Tahun 1998, Bandung
"Apa sebenarnya yang kamu inginkan dari kami? Uangkah?" tanya seorang wanita tua kepada wanita asing yang bermata biru dan berambut pirang.
"Kumohon pergilah dari hadapan kami selama kami masih bicara baik-baik," wanita muda yang duduk di sebelah wanita yang lebih tua itu ikut angkat bicara. Wajahnya lelah, matanya bengkak dan nada bicaranya sangat dingin. Di balik gaun terusan berwarna rose gold selutut dapat terlihat bahwa perutnya sudah membesar. Ada bibit kehidupan yang sedang bertumbuh di sana. Wanita asing yang mengenakan gaun terusan sederhana berwarna putih pun terlihat sedang mengandung. Walaupun usia kandungan wanita asing itu sepertinya masih lebih muda dibanding sang wanita kaya dalam balutan gaun mewah.
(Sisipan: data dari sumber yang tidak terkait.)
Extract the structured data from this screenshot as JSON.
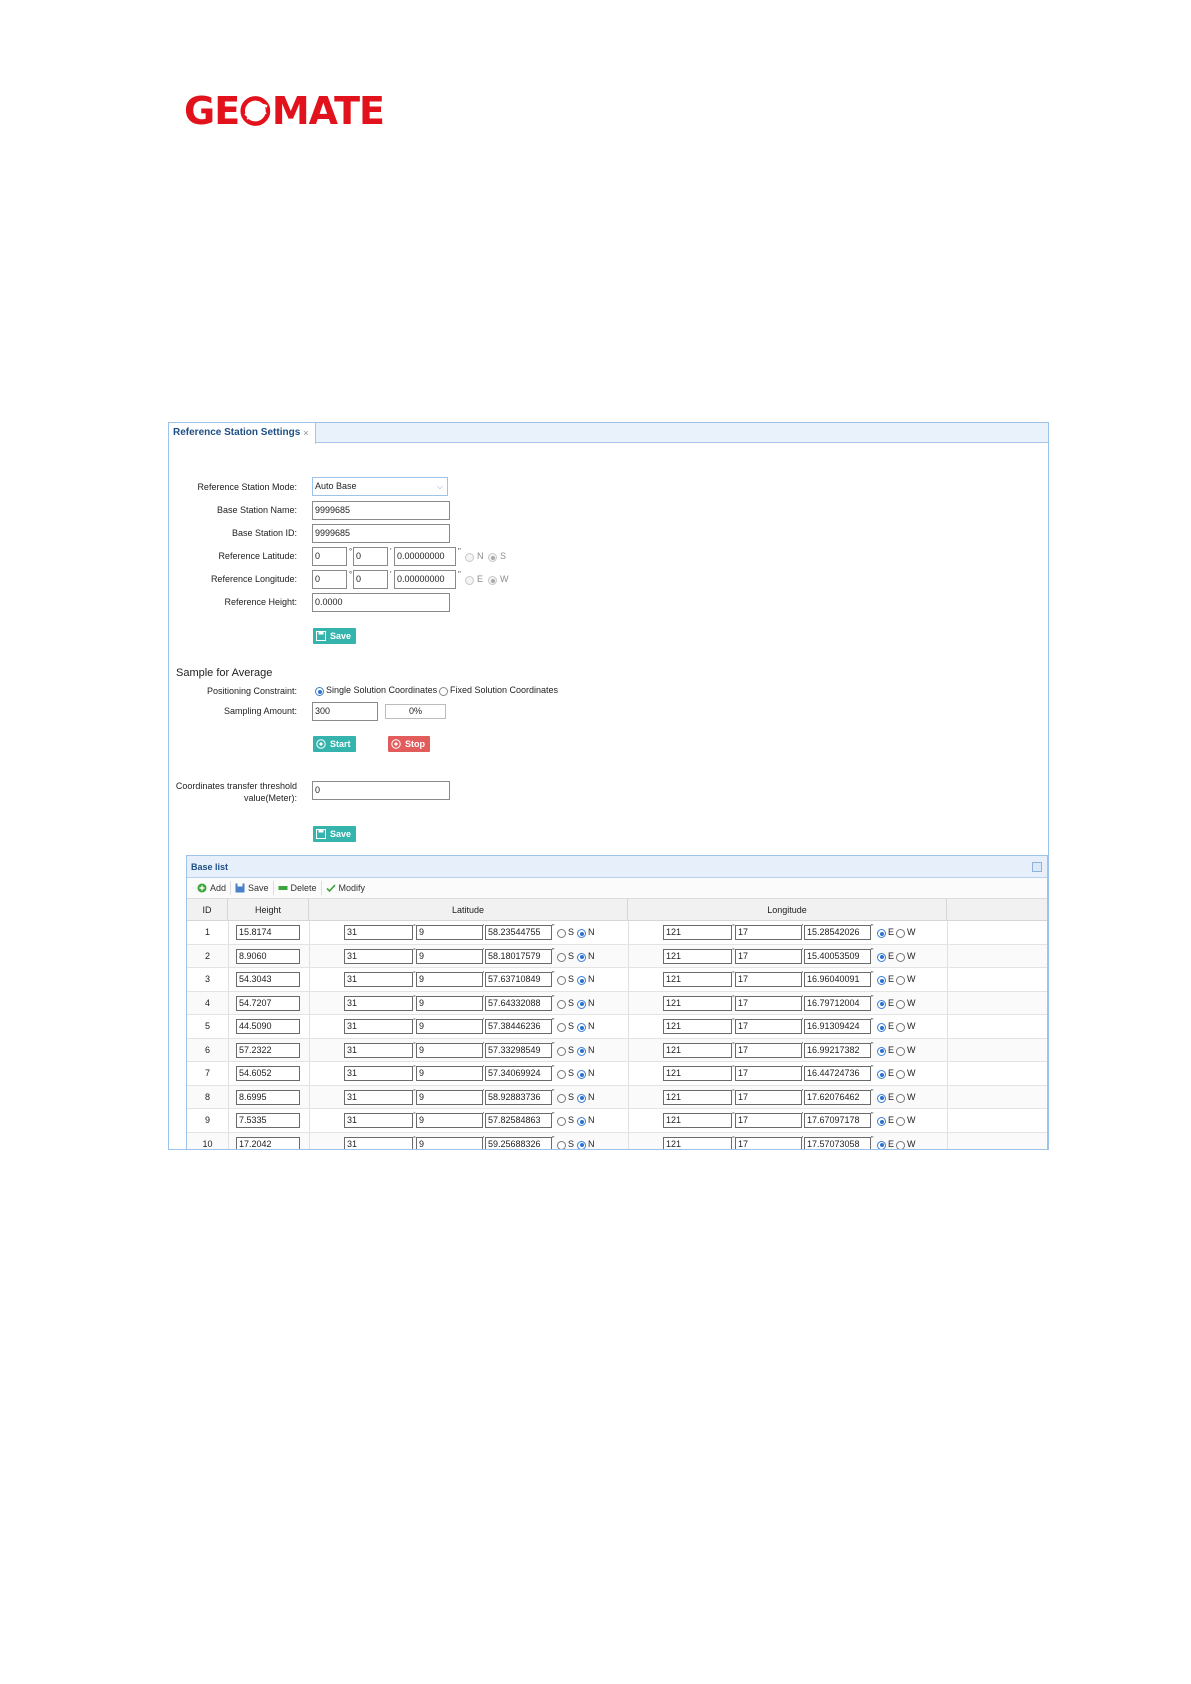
{
  "brand": {
    "logo_text_left": "GE",
    "logo_text_right": "MATE",
    "color": "#e1121b"
  },
  "tab": {
    "title": "Reference Station Settings",
    "close": "×"
  },
  "form": {
    "mode_label": "Reference Station Mode:",
    "mode_value": "Auto Base",
    "name_label": "Base Station Name:",
    "name_value": "9999685",
    "id_label": "Base Station ID:",
    "id_value": "9999685",
    "lat_label": "Reference Latitude:",
    "lat_deg": "0",
    "lat_min": "0",
    "lat_sec": "0.00000000",
    "lat_hemi_n": "N",
    "lat_hemi_s": "S",
    "lon_label": "Reference Longitude:",
    "lon_deg": "0",
    "lon_min": "0",
    "lon_sec": "0.00000000",
    "lon_hemi_e": "E",
    "lon_hemi_w": "W",
    "height_label": "Reference Height:",
    "height_value": "0.0000",
    "save_label": "Save"
  },
  "average": {
    "title": "Sample for Average",
    "constraint_label": "Positioning Constraint:",
    "opt_single": "Single Solution Coordinates",
    "opt_fixed": "Fixed Solution Coordinates",
    "amount_label": "Sampling Amount:",
    "amount_value": "300",
    "progress": "0%",
    "start_label": "Start",
    "stop_label": "Stop"
  },
  "threshold": {
    "label_line1": "Coordinates transfer threshold",
    "label_line2": "value(Meter):",
    "value": "0",
    "save_label": "Save"
  },
  "base_list": {
    "title": "Base list",
    "toolbar": {
      "add": "Add",
      "save": "Save",
      "delete": "Delete",
      "modify": "Modify"
    },
    "columns": {
      "id": "ID",
      "height": "Height",
      "latitude": "Latitude",
      "longitude": "Longitude"
    },
    "hemi": {
      "s": "S",
      "n": "N",
      "e": "E",
      "w": "W"
    },
    "rows": [
      {
        "id": "1",
        "height": "15.8174",
        "lat_deg": "31",
        "lat_min": "9",
        "lat_sec": "58.23544755",
        "lon_deg": "121",
        "lon_min": "17",
        "lon_sec": "15.28542026"
      },
      {
        "id": "2",
        "height": "8.9060",
        "lat_deg": "31",
        "lat_min": "9",
        "lat_sec": "58.18017579",
        "lon_deg": "121",
        "lon_min": "17",
        "lon_sec": "15.40053509"
      },
      {
        "id": "3",
        "height": "54.3043",
        "lat_deg": "31",
        "lat_min": "9",
        "lat_sec": "57.63710849",
        "lon_deg": "121",
        "lon_min": "17",
        "lon_sec": "16.96040091"
      },
      {
        "id": "4",
        "height": "54.7207",
        "lat_deg": "31",
        "lat_min": "9",
        "lat_sec": "57.64332088",
        "lon_deg": "121",
        "lon_min": "17",
        "lon_sec": "16.79712004"
      },
      {
        "id": "5",
        "height": "44.5090",
        "lat_deg": "31",
        "lat_min": "9",
        "lat_sec": "57.38446236",
        "lon_deg": "121",
        "lon_min": "17",
        "lon_sec": "16.91309424"
      },
      {
        "id": "6",
        "height": "57.2322",
        "lat_deg": "31",
        "lat_min": "9",
        "lat_sec": "57.33298549",
        "lon_deg": "121",
        "lon_min": "17",
        "lon_sec": "16.99217382"
      },
      {
        "id": "7",
        "height": "54.6052",
        "lat_deg": "31",
        "lat_min": "9",
        "lat_sec": "57.34069924",
        "lon_deg": "121",
        "lon_min": "17",
        "lon_sec": "16.44724736"
      },
      {
        "id": "8",
        "height": "8.6995",
        "lat_deg": "31",
        "lat_min": "9",
        "lat_sec": "58.92883736",
        "lon_deg": "121",
        "lon_min": "17",
        "lon_sec": "17.62076462"
      },
      {
        "id": "9",
        "height": "7.5335",
        "lat_deg": "31",
        "lat_min": "9",
        "lat_sec": "57.82584863",
        "lon_deg": "121",
        "lon_min": "17",
        "lon_sec": "17.67097178"
      },
      {
        "id": "10",
        "height": "17.2042",
        "lat_deg": "31",
        "lat_min": "9",
        "lat_sec": "59.25688326",
        "lon_deg": "121",
        "lon_min": "17",
        "lon_sec": "17.57073058"
      }
    ]
  }
}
Dengan terbata-bata wanita asing berambut pirang itu berkata," I never asked for money. I simply ask you to let me and the child in my stomach to stay here in Indonesia. I do not want to have to lie to my child about his father."
Kedua wanita yang terlihat lebih mapan dari wanita itu pun terdiam. Mereka awalnya yakin bahwa wanita asing itu datang ke Indonesia untuk meminta uang dan pertanggungjawaban atas kehamilannya.
"Baiklah. Tapi jangan pernah mencoba-coba meginjakkan kaki di rumah ini lagi. Kamu bukan istri yang sah dan anakmu tidak berhak menerima secuil pun dari perusahaan Trumanjaya," kata wanita kaya yang lebih muda. Nadanya lebih dingin dari sebelumnya seolah ia berusaha mati-matian menyembunyikan emosinya.
Sebenarnya tidaklah mengherankan jika wanita muda itu takut bahwa status anaknya sebagai pewaris tunggal takhta perusahaan suaminya akan direbut anak wanita asing ini. Ia menikah tanpa didasari apa pun selain untuk menggabungkan kedua perusahaan milik orang tuanya dan milik orang tua suaminya. Bayi yang sedang dikandungnya itulah materai pelindung bagi statusnya sebagian istri sah sang anak tunggal keluarga Trumanjaya. Tanpa keluarga suaminya, perusahaan keluarga wanita ini pasti sudah habis dililit hutang yang semakin lama semakin membengkak. Tidak ada yang tahu perasaan wanita itu sebenarnya. Di balik senyum angkuh dan topeng kemewahan yang selalu dikenakannya, dia sebenarnya menangis sendirian. Seperti burung di sangkar emas, dia tidak pernah bahagia.
Wanita asing itu pun melangkah pergi meninggalkan rumah keluarga Trumanjaya tanpa bertemu dengan ayah bayinya untuk yang terakhir kalinya. Air mata yang mengalir dari matanya membasahi pipinya. Walaupun begitu wajahnya tetap terangkat dan ia melangkah pergi tanpa menoleh sedikitpun, apalagi menunduk. Dia bersumpah dalam hati bahwa anaknya tersebut tetap berhak memperoleh harta warisan tidak peduli apapun yang dikatakan kedua tuan rumah angkuh yang baru saja ditemuinya. Di dalam otak wanita itu ia memikirkan berbagai cara untuk memberikan bayi yang masih dikandungnya apa yang menjadi haknya. Anak sah maupun bukan dia yakin bahwa bayinya itu dialiri darah pewaris keluarga Trumanjaya.